Risk hedging: A company borrows gold in ounces, manufactures and sells its products, and repays the same weight of gold plus interest. It does not buy gold with cash. It borrows gold or cash denominated in gold. This structure naturally removes gold price risk.
The company’s liability is measured in weight, not price. If gold prices rise, the selling price of their products rises as well and offsets the repayment. If gold prices fall, the company can purchase cheaper gold to repay the loan. The only requirement is to repay the borrowed weight. Therefore, gold price fluctuations do not affect operating profitability. Companies can maintain stable production without exposure to gold price volatility.

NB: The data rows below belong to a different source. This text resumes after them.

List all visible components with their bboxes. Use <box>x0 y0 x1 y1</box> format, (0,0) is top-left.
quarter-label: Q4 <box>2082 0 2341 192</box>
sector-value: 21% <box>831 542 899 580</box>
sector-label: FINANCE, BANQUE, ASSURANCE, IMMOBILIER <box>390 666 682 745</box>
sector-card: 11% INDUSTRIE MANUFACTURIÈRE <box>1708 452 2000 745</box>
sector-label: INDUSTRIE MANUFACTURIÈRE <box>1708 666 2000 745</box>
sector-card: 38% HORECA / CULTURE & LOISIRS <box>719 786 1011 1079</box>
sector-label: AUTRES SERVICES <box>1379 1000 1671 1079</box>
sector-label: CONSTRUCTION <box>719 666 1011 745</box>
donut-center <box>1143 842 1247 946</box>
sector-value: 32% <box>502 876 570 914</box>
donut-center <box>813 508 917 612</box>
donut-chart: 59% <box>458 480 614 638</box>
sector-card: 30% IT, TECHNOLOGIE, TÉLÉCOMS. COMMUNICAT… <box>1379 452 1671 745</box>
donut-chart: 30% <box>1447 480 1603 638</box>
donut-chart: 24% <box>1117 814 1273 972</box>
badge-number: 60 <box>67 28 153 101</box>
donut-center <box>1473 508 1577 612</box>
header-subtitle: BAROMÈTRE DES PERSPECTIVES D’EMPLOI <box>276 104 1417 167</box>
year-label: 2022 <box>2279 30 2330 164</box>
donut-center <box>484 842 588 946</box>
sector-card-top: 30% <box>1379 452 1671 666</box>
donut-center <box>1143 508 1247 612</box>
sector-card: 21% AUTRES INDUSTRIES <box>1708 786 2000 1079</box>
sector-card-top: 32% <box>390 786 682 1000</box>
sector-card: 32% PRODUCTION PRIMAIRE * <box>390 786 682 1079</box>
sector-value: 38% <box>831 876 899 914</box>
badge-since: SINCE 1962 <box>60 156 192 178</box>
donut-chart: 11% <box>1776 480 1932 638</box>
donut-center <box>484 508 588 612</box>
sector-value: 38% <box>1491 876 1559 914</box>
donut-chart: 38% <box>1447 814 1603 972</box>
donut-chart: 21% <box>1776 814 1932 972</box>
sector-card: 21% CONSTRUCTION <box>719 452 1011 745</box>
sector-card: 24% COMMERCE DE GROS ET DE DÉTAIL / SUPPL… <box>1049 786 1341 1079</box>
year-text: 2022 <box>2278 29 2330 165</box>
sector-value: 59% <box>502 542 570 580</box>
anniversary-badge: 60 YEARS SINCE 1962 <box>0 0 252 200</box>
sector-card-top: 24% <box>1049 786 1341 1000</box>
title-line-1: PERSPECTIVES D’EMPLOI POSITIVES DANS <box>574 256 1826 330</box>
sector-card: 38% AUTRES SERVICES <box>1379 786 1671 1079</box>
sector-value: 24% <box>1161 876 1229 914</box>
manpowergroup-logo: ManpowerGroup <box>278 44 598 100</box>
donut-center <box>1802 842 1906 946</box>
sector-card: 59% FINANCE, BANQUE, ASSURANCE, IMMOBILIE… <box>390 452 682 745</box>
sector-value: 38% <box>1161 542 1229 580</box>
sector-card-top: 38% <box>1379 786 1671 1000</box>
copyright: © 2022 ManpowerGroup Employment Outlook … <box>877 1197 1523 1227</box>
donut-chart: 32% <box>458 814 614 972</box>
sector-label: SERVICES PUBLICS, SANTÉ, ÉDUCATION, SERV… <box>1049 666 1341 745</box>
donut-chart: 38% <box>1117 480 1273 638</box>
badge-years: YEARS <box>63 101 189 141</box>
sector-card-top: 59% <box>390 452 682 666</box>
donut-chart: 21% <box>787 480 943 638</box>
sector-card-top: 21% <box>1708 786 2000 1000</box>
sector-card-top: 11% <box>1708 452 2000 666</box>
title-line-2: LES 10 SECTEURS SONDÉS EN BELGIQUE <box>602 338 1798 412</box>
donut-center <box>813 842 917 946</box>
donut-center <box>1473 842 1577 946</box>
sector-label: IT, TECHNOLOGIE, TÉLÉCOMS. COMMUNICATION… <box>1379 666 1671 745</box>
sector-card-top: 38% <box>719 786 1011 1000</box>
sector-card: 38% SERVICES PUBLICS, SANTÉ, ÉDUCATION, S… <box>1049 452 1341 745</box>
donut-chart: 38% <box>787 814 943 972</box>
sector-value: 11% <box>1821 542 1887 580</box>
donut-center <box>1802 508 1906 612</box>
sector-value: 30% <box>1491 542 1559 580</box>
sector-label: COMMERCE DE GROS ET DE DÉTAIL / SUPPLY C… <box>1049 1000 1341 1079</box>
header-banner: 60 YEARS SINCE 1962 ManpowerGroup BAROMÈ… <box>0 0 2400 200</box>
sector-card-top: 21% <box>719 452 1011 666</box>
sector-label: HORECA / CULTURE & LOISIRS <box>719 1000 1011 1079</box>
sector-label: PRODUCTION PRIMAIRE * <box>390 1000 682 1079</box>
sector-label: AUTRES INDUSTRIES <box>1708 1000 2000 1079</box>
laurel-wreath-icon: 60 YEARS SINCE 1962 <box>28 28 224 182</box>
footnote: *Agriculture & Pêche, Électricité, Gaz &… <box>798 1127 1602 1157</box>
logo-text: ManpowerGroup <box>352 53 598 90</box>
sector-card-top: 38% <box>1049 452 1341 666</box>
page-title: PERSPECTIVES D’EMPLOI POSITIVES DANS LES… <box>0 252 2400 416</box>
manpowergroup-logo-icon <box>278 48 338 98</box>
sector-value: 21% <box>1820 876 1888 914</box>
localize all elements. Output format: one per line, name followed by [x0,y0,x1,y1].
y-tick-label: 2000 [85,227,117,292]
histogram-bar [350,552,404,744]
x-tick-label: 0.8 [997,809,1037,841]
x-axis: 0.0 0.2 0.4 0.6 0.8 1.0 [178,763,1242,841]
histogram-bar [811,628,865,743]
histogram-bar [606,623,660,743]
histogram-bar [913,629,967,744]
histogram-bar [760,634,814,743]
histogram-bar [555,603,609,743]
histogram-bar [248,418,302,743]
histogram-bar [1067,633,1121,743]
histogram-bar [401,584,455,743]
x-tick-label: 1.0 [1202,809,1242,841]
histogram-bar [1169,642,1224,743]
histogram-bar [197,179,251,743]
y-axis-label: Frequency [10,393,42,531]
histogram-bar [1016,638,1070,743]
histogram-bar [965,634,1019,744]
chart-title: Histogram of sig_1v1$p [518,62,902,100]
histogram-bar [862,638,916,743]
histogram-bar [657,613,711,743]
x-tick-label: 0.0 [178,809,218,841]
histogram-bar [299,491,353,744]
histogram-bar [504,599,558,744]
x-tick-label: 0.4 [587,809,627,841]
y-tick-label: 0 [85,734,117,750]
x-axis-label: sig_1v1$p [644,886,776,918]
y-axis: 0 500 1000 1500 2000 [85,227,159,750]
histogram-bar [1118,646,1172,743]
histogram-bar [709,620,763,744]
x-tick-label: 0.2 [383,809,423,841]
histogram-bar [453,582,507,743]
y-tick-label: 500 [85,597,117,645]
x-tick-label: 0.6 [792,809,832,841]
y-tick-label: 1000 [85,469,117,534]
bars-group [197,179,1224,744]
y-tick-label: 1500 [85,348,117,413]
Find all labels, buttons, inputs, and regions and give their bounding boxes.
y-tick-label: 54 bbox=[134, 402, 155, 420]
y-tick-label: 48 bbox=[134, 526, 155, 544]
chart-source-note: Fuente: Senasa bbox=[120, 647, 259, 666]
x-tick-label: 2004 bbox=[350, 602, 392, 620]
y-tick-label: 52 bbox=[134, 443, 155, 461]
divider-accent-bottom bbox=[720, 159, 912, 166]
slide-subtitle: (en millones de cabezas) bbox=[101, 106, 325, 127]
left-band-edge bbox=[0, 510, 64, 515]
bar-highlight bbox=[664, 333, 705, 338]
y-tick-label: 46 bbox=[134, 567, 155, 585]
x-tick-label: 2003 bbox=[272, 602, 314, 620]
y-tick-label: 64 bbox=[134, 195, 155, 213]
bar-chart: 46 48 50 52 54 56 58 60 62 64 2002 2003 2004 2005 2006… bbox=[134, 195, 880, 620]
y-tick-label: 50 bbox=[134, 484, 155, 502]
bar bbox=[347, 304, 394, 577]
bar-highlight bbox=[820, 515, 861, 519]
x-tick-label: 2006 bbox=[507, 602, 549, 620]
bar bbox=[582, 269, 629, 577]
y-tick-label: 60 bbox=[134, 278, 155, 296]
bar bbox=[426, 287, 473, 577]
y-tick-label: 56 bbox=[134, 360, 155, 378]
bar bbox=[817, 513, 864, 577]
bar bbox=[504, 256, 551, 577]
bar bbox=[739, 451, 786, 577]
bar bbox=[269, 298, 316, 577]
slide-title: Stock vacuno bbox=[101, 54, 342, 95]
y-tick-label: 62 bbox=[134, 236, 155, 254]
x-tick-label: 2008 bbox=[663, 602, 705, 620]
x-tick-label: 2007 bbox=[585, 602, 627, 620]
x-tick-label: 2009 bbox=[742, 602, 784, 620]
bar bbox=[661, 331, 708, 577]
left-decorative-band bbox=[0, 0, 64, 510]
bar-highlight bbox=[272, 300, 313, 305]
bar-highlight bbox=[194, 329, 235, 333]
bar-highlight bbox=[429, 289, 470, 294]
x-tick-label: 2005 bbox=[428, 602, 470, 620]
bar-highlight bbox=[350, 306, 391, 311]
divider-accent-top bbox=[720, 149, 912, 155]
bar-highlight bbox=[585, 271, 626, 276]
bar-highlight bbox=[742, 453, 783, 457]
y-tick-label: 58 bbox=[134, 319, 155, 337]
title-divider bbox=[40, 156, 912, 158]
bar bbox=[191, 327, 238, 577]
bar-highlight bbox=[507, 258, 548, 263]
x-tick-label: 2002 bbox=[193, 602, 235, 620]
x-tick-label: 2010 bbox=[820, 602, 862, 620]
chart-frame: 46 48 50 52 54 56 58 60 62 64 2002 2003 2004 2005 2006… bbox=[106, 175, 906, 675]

Working capital efficiency: Buying gold with cash forces companies to lock large amounts of capital into inventory. That cash cannot be used for operating expenses until the gold is sold again. Gold lease solves this problem. Companies obtain the gold needed for production while keeping cash available for manufacturing, inventory management, payroll, and other operational needs.
Gold has historically been one of the heaviest and least efficient assets. It is physically heavy, costly to store, and difficult to mobilize. Gold is a strong store of value, but it has struggled to align with DeFi markets where capital efficiency and composability are core features.
In this context, Theo’s attempt to expand the gold-lending market onto onchain rails represents meaningful progress. Gold lease has long been a specialized profit center for bullion banks and has typically taken the form of private lending agreements that remain inaccessible to most investors. thGOLD opens this market through an onchain, transparent fund structure and improves the practical utility of onchain gold.
Preparations to bootstrap thGOLD are already in place. thGOLD will support fast bridging across chains through LayerZero OFT at launch, and liquidity will be available on major venues such as Uniswap and Hyperliquid. Continuous participation from professional market makers, including the Theo team, will help secure stable initial liquidity.
The most important milestone is the integration of thGOLD with DeFi protocols that can scale the utility of its interest-bearing structure. thGOLD can improve capital efficiency through lending integrations on platforms such as Morpho and Euler, where it can be used alongside USDC and thBILL as collateral. A Pendle integration will also allow users to take positions on thGOLD yield and accumulate Theo points.
In 2025, Treasuries became firmly established onchain. The RWA market is now beginning to expand from Treasuries to assets such as gold and equities. In this transition, thGOLD is well positioned to become the next major product following the success of thBILL. Whether it achieves this role will be an important test for Theo over the course of the year.